Filippo Juvarra, Italian architect and scene-designer, was born in Messina in 1678 and died in Madrid in 1736. After a period of formation in Sicily as a member of artisan family of goldsmiths and chisellers, he moved to Rome in 1703 where studied architecture of Carlo and Francesco Fontana. In 1706 Juvarra won a contest organized by Clement XI and became a member of an Academy of San Luca. In 1708 his first important work and the only realized in Rome was created: the chapel of Antamori in the church of San Gerolamo della Carita'.

At the same time he projected numerous machines and mechanisms for the ceremonies and celebrations and worked as a scene-designer for the private theatres (in particular for the little theatre of the house of Ottoboni) creating the new type of the space vision.

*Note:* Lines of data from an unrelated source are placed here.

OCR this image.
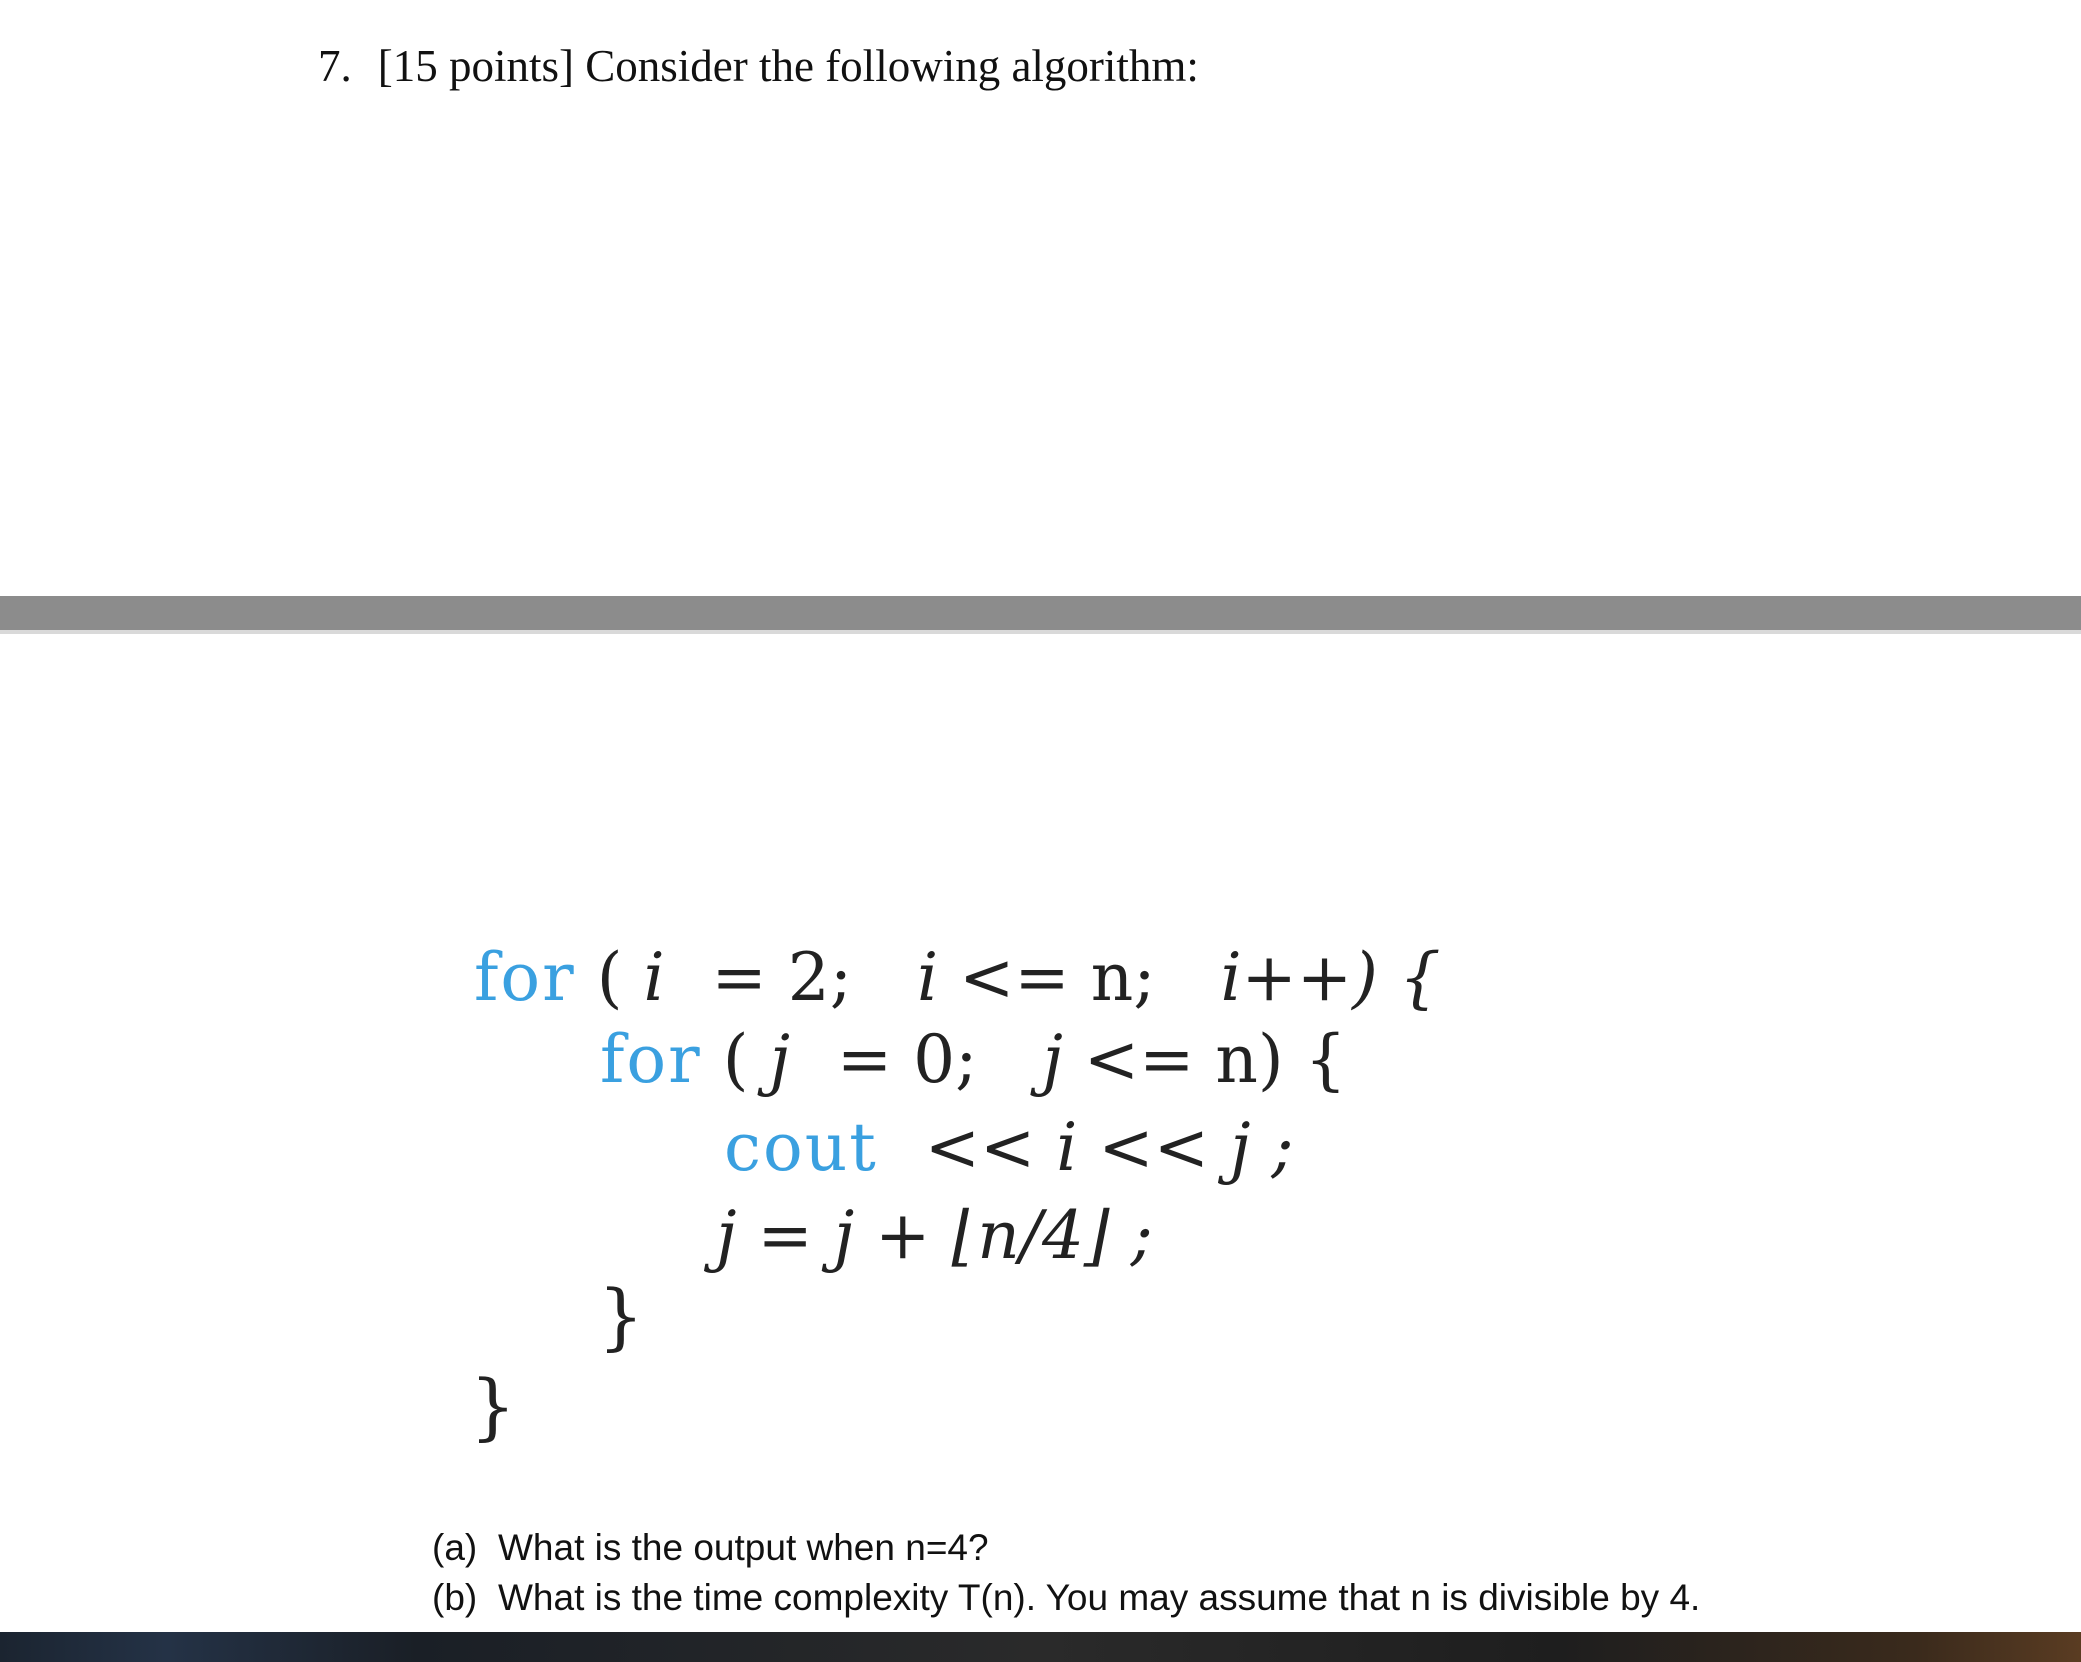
7. [15 points] Consider the following algorithm:
for ( i = 2; i <= n; i++) {
for ( j = 0; j <= n) {
cout << i << j ;
j = j + ⌊n/4⌋ ;
}
}
(a) What is the output when n=4?
(b) What is the time complexity T(n). You may assume that n is divisible by 4.
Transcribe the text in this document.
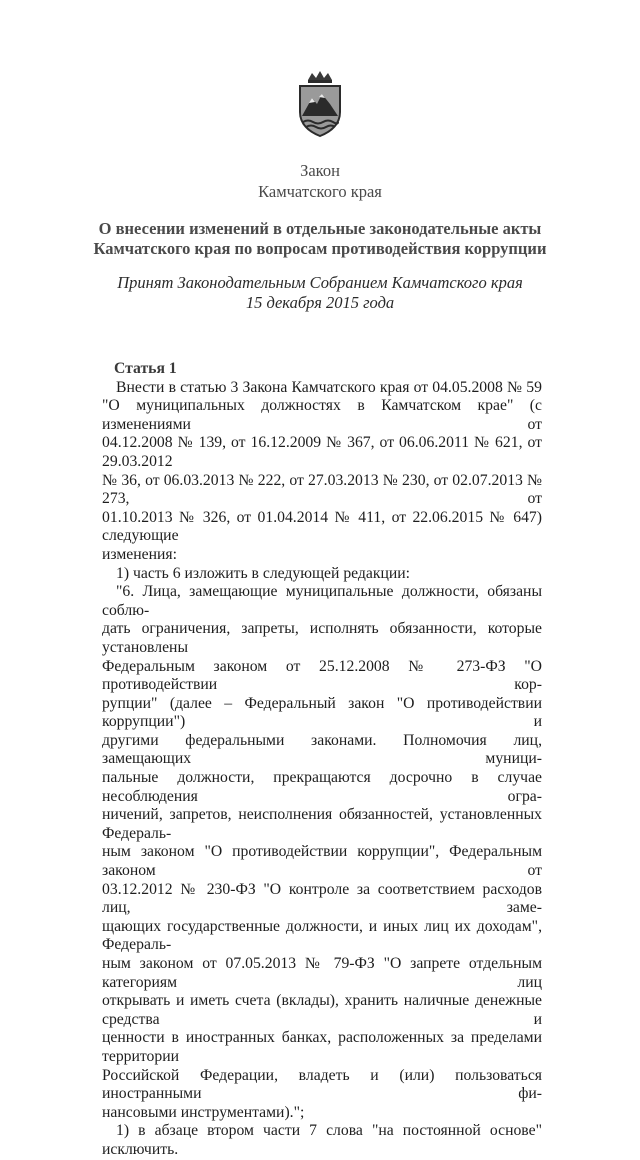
Закон
Камчатского края
О внесении изменений в отдельные законодательные акты
Камчатского края по вопросам противодействия коррупции
Принят Законодательным Собранием Камчатского края
15 декабря 2015 года
Статья 1

Внести в статью 3 Закона Камчатского края от 04.05.2008 № 59

"О муниципальных должностях в Камчатском крае" (с изменениями от

04.12.2008 № 139, от 16.12.2009 № 367, от 06.06.2011 № 621, от 29.03.2012

№ 36, от 06.03.2013 № 222, от 27.03.2013 № 230, от 02.07.2013 № 273, от

01.10.2013 № 326, от 01.04.2014 № 411, от 22.06.2015 № 647) следующие

изменения:

1) часть 6 изложить в следующей редакции:

"6. Лица, замещающие муниципальные должности, обязаны соблю-

дать ограничения, запреты, исполнять обязанности, которые установлены

Федеральным законом от 25.12.2008 № 273-ФЗ "О противодействии кор-

рупции" (далее – Федеральный закон "О противодействии коррупции") и

другими федеральными законами. Полномочия лиц, замещающих муници-

пальные должности, прекращаются досрочно в случае несоблюдения огра-

ничений, запретов, неисполнения обязанностей, установленных Федераль-

ным законом "О противодействии коррупции", Федеральным законом от

03.12.2012 № 230-ФЗ "О контроле за соответствием расходов лиц, заме-

щающих государственные должности, и иных лиц их доходам", Федераль-

ным законом от 07.05.2013 № 79-ФЗ "О запрете отдельным категориям лиц

открывать и иметь счета (вклады), хранить наличные денежные средства и

ценности в иностранных банках, расположенных за пределами территории

Российской Федерации, владеть и (или) пользоваться иностранными фи-

нансовыми инструментами).";

1) в абзаце втором части 7 слова "на постоянной основе" исключить.
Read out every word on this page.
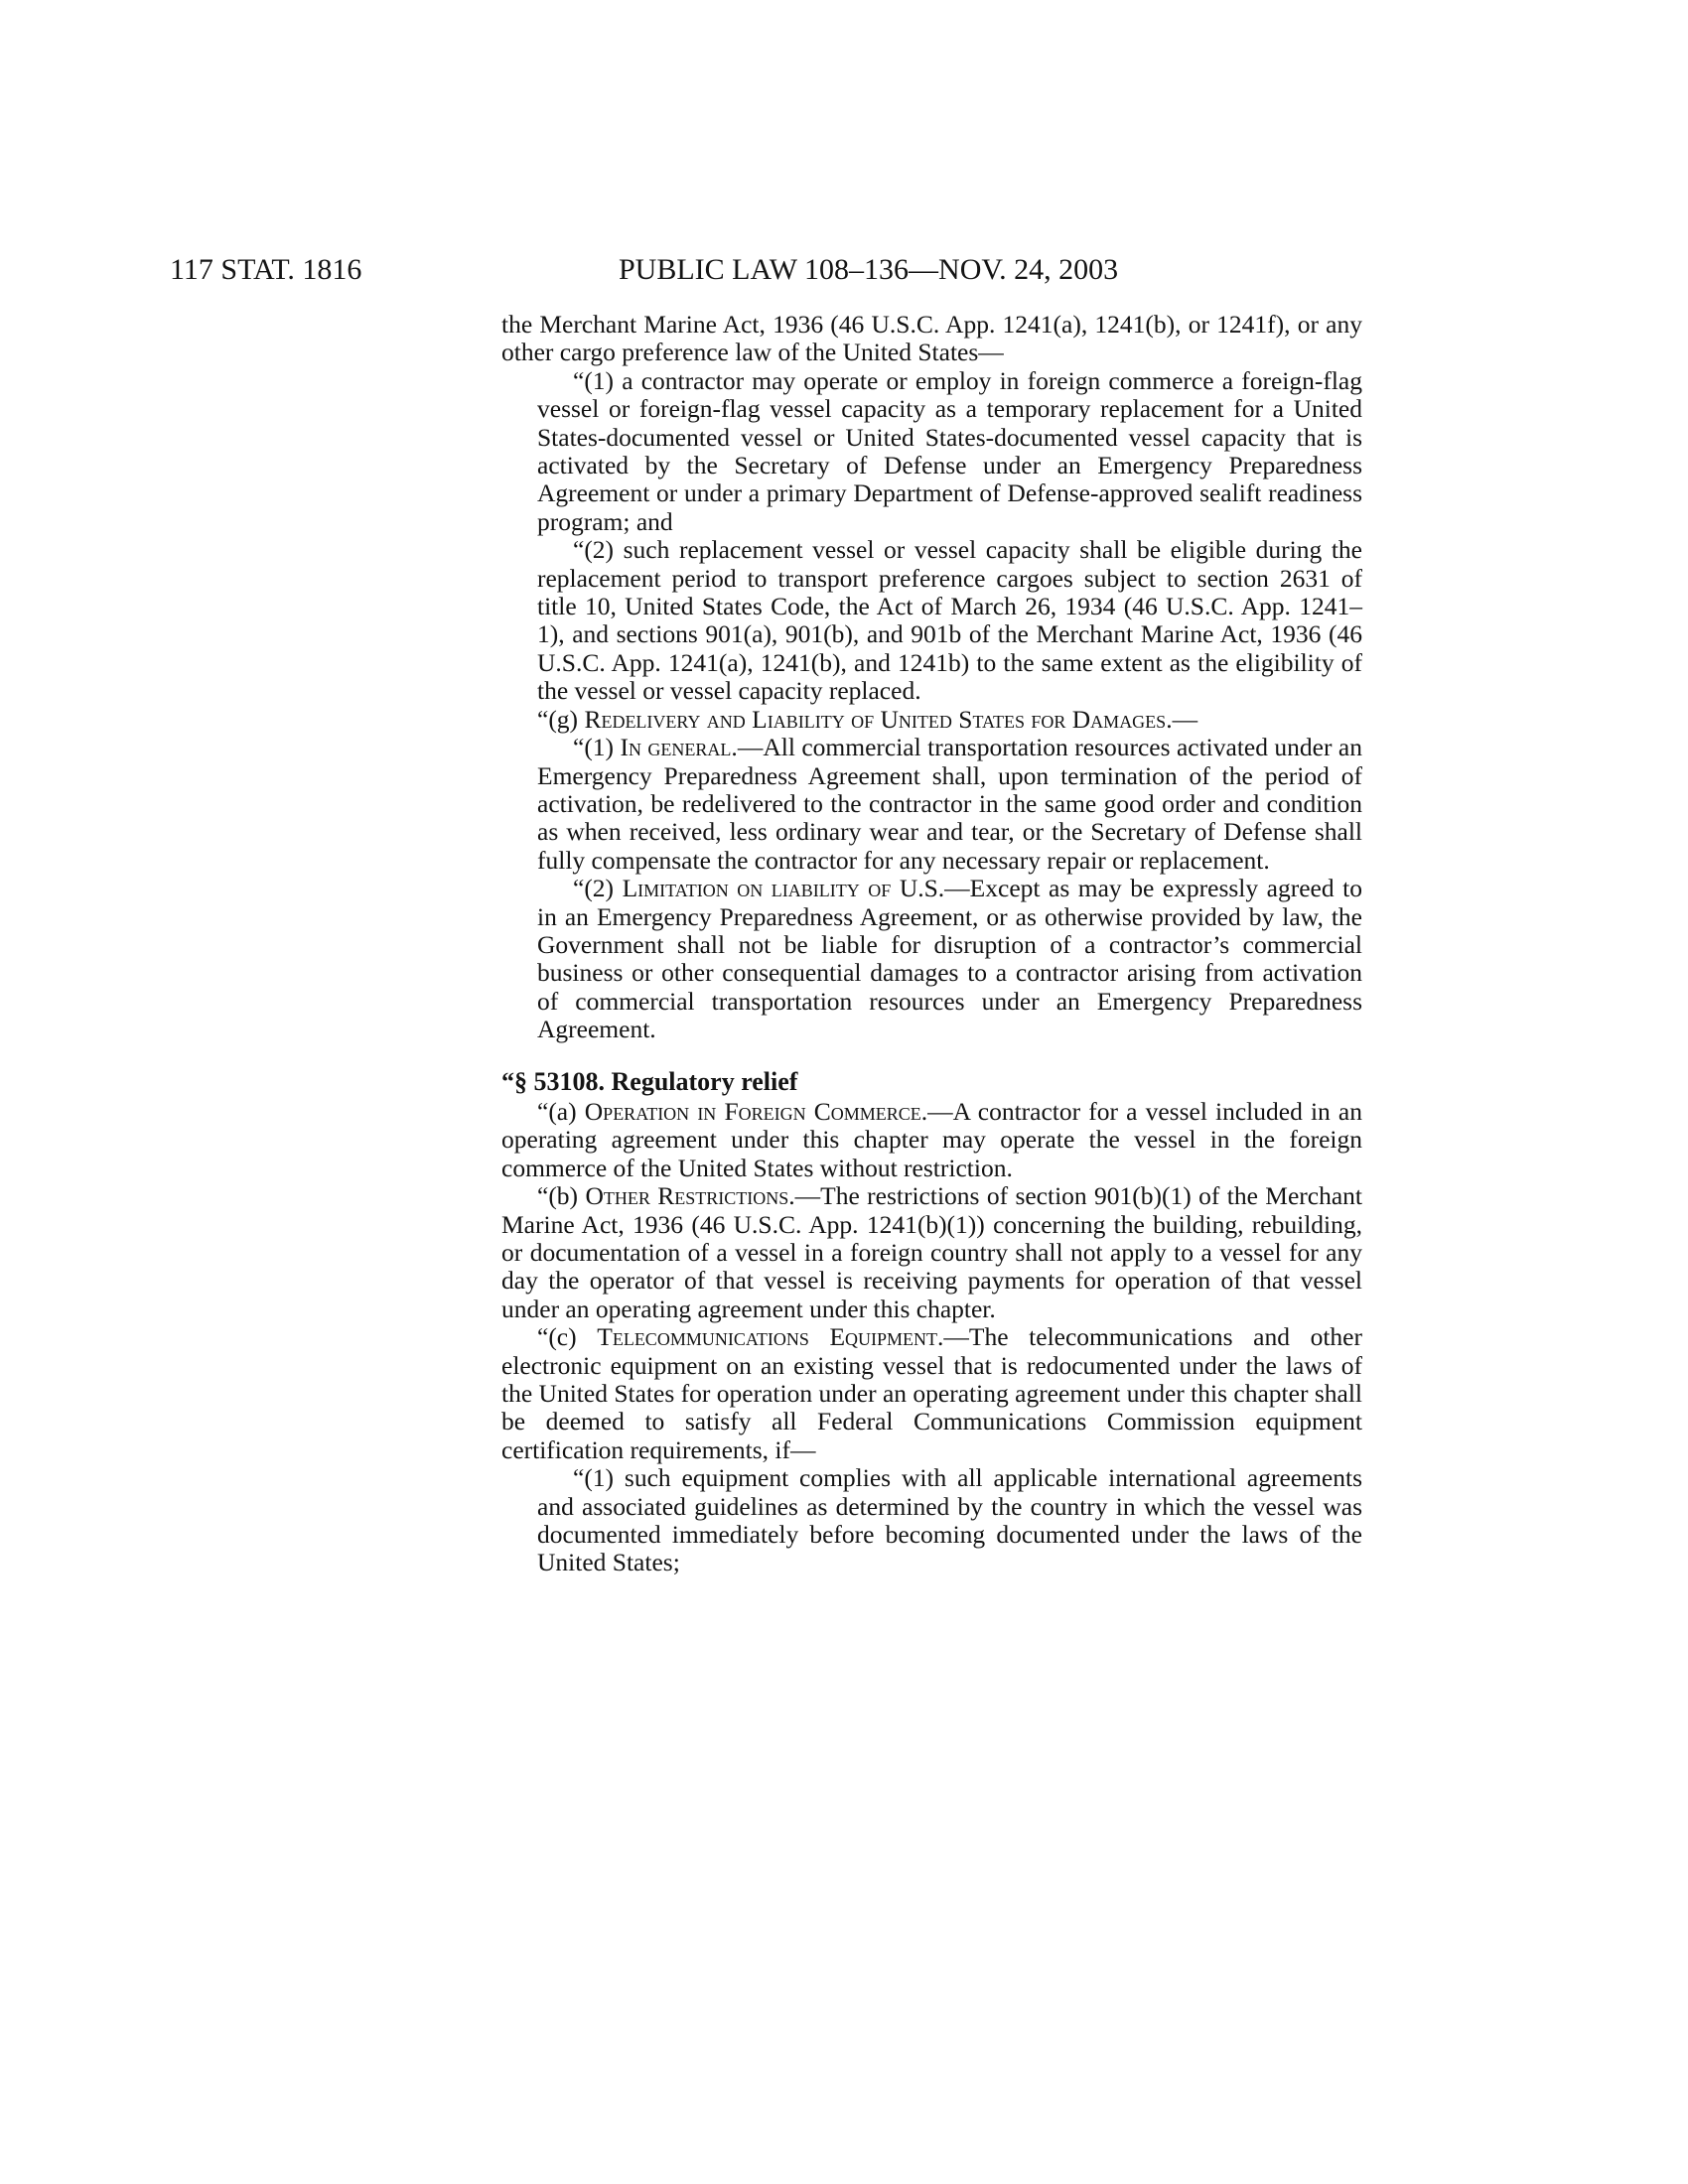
117 STAT. 1816	PUBLIC LAW 108–136—NOV. 24, 2003

the Merchant Marine Act, 1936 (46 U.S.C. App. 1241(a), 1241(b), or 1241f), or any other cargo preference law of the United States—

“(1) a contractor may operate or employ in foreign commerce a foreign-flag vessel or foreign-flag vessel capacity as a temporary replacement for a United States-documented vessel or United States-documented vessel capacity that is activated by the Secretary of Defense under an Emergency Preparedness Agreement or under a primary Department of Defense-approved sealift readiness program; and

“(2) such replacement vessel or vessel capacity shall be eligible during the replacement period to transport preference cargoes subject to section 2631 of title 10, United States Code, the Act of March 26, 1934 (46 U.S.C. App. 1241–1), and sections 901(a), 901(b), and 901b of the Merchant Marine Act, 1936 (46 U.S.C. App. 1241(a), 1241(b), and 1241b) to the same extent as the eligibility of the vessel or vessel capacity replaced.

“(g) Redelivery and Liability of United States for Damages.—

“(1) In general.—All commercial transportation resources activated under an Emergency Preparedness Agreement shall, upon termination of the period of activation, be redelivered to the contractor in the same good order and condition as when received, less ordinary wear and tear, or the Secretary of Defense shall fully compensate the contractor for any necessary repair or replacement.

“(2) Limitation on liability of U.S.—Except as may be expressly agreed to in an Emergency Preparedness Agreement, or as otherwise provided by law, the Government shall not be liable for disruption of a contractor’s commercial business or other consequential damages to a contractor arising from activation of commercial transportation resources under an Emergency Preparedness Agreement.

“§ 53108. Regulatory relief

“(a) Operation in Foreign Commerce.—A contractor for a vessel included in an operating agreement under this chapter may operate the vessel in the foreign commerce of the United States without restriction.

“(b) Other Restrictions.—The restrictions of section 901(b)(1) of the Merchant Marine Act, 1936 (46 U.S.C. App. 1241(b)(1)) concerning the building, rebuilding, or documentation of a vessel in a foreign country shall not apply to a vessel for any day the operator of that vessel is receiving payments for operation of that vessel under an operating agreement under this chapter.

“(c) Telecommunications Equipment.—The telecommunications and other electronic equipment on an existing vessel that is redocumented under the laws of the United States for operation under an operating agreement under this chapter shall be deemed to satisfy all Federal Communications Commission equipment certification requirements, if—

“(1) such equipment complies with all applicable international agreements and associated guidelines as determined by the country in which the vessel was documented immediately before becoming documented under the laws of the United States;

The period of most intensive activity as an architect began in 1714, when after a sojourn in Messina, he moved to Piedmont where Victor Amadeus II of Savoy nominated Juvarra the first architect of the court. The fame obtained here thanks to his talent and capacities determined his further activity at the richest noble and royal courts of Europe.
juvarra casino juvarra basilica
Among numerous created or projected works for the capital of the Savoy kingdom should be noticed: Basilica di Superga (1715-1718) (see above) built on the high hill over the Turin; the facade of the church Santa Cristina (1715-1718);the project for the 3rd enlargement of Turin to the west according to the orthogonal system introduced by Vitozzi and Castellamonte: the project including construction of palazzo Martini di Cigala (1716), of Quartieri Militari (1716-1728) and later of the church del Carmine (1732-1736), where the space is concentrated around the central hall with the scenographic effect of light falling from the high.

Exploring more and more the original Italian and French traditions, Juvarra realized the big stair- case and a facade of Palazzo Madama (1718-1721) and the Stupinigi's house of hunt (1729-1731) (see above).

In 1735 the architect was invited to Madrid by Philip the 5th, for who were executed the projects for the Palazzo Reale, Granja di Sant'Ildefonso and Palazzo di Aranjuez, built after the death of Juvarra by G.B.Sacchetti and other pupils.